Anyone have any deeper suggestions on where to adjust the steering range? Is my thought of equal valid, or should it be biased to either side because of prop wash? When I hooked the tiller arm back to the cable as it was adjusted with my old rudder, the adjustment was starboard biased by quite a bit, but I'm pretty sure the tiller arm was not perpendicular to the rudder (as it is on the new parts) on the original parts. I could be wrong there.

wotan2525
06-27-2016, 11:10 AM
In case you want to dig back into this....

https://www.fastenal.com/products?r=~|categoryl1:%22600000%20Fasteners%22|~ %20~|categoryl2:%22600039%20Sockets%22|~%20~|categ oryl3:%22600042%20Flat%20Socket%20Cap%20Screws%22| ~%20~|sattr03:^%22Stainless%20Steel%22$|~%20~|satt r04:^%223/8%22%20-%2024%22$|~%20~|sattr06:^3%22$|~

korey
06-27-2016, 02:15 PM
Yeah, it's (hopefully) never coming apart again... Given the amount of 5200 that I got in the threads, it's REALLY likely never coming apart again, LOL.

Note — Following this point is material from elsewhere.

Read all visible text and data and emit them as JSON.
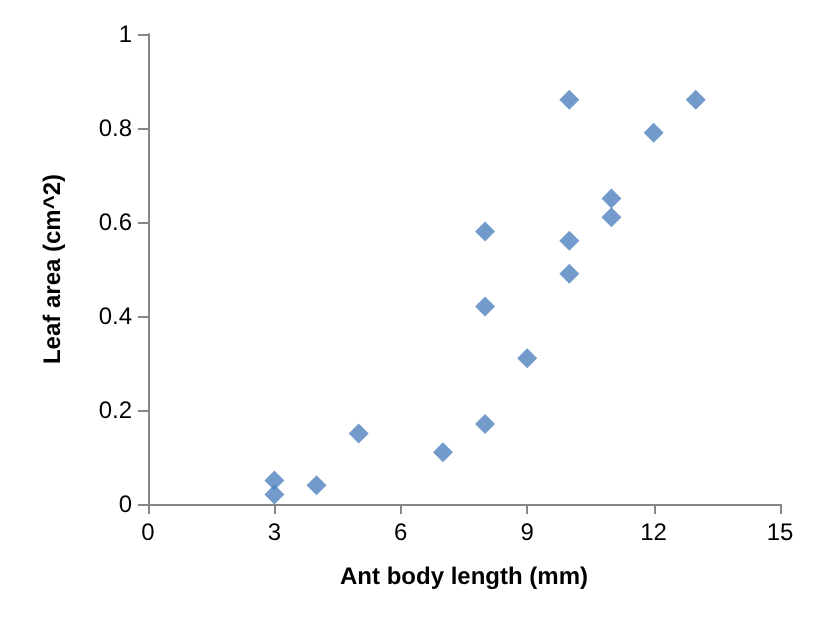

Looks like the advice on tuning above is correct, the new rudder is so friction-less and evenly weighted that the boat will dive off into a RH turn if you let go of the wheel! I read somewhere about a pull when you pulled the throttle back as well, and my experience is the same. It mad a huge difference in the boat!

I'll be slowly tuning it in by removing some material from the left trailing edge.

Sdc77
06-28-2016, 04:05 AM
Same feeling for me. We now need to keep hands on the Wheel.
On my friend's modern Malibu, there is a rudder in the rudder to keep the boat inline :

17381

One another mods would be to change the steering helm for a no-feedback one.